Mogło być groźne! Dziecko wypadło z jadącego auta
5 letni chłopczyk rozpiął pasy, otworzył drzwi i wypadł z jadącego auta!
Do wypadku doszło we wsi Owieczki w okolicach Gniezna. Dziecko jechało z mamą samochodem. Było przypięte w foteliku. W pewnym momencie rozpięło pasy, otworzyło drzwi i wypadło z auta na jezdnię – informuje radio Merkury.
Na szczęście prędkość była niewielka (około 20 km na godzinę) i dziecku nic się nie stało. Strach pomyśleć, co by się mogło wydarzyć, gdyby była większa.

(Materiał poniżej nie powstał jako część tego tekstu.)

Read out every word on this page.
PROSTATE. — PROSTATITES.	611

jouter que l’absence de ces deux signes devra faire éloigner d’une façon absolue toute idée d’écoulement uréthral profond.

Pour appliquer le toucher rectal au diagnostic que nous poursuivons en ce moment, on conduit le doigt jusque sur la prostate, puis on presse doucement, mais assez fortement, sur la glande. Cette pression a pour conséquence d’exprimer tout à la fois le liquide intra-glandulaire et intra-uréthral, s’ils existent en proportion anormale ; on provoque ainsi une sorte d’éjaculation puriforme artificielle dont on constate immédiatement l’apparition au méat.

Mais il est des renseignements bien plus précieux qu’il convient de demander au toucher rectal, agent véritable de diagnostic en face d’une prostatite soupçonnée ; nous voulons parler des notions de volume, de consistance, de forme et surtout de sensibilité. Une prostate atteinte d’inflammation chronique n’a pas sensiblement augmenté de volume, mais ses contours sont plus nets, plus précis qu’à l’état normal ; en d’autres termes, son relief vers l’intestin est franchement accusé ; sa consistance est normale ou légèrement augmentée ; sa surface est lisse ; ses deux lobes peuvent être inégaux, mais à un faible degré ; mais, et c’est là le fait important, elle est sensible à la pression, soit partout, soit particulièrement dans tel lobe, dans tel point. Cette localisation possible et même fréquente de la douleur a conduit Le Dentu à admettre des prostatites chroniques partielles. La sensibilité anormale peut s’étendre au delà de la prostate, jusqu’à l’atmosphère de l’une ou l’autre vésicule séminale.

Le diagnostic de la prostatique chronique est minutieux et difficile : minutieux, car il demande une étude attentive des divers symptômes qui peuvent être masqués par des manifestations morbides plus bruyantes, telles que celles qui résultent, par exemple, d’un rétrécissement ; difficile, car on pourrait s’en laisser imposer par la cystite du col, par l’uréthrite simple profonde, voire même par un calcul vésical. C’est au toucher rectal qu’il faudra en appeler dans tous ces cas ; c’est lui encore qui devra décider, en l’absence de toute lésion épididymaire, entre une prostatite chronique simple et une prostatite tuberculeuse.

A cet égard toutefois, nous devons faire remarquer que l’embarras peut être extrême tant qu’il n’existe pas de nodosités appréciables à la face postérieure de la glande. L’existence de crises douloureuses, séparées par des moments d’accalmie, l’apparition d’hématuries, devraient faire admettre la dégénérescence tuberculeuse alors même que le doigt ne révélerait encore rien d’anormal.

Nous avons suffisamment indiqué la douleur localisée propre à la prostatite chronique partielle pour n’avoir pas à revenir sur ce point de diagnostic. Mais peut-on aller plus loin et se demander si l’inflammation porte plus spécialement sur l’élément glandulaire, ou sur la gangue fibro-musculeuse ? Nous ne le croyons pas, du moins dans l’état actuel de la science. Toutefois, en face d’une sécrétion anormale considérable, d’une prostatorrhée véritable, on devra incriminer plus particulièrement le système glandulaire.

– O zdarzeniu poinformował nas świadek zdarzenia – powiedziała nam st. asp. Anna Osińska, oficer prasowy z Momendy Powiatowej Policji w Gnieźnie. – Policjanci dotarli do mamy i dziecka. Choć pięciolatek nie miał widocznych obrażeń, zobowiązali ją, by zawiozła dziecko na badania.
Policja przypomina, że gdy przewozimy dziecko w samochodzie, trzeba nie tylko dokładnie sprawdzić, czy malec jest dobrze przypięty w foteliku, ale też zablokować drzwi i zerkać na nie za pomocą lusterka.
Trzeba też pamiętać, że dzieci nie zdają sobie sprawy z niebezpieczeństwa, a są o wiele sprytniejsze niż na ogół sądzimy.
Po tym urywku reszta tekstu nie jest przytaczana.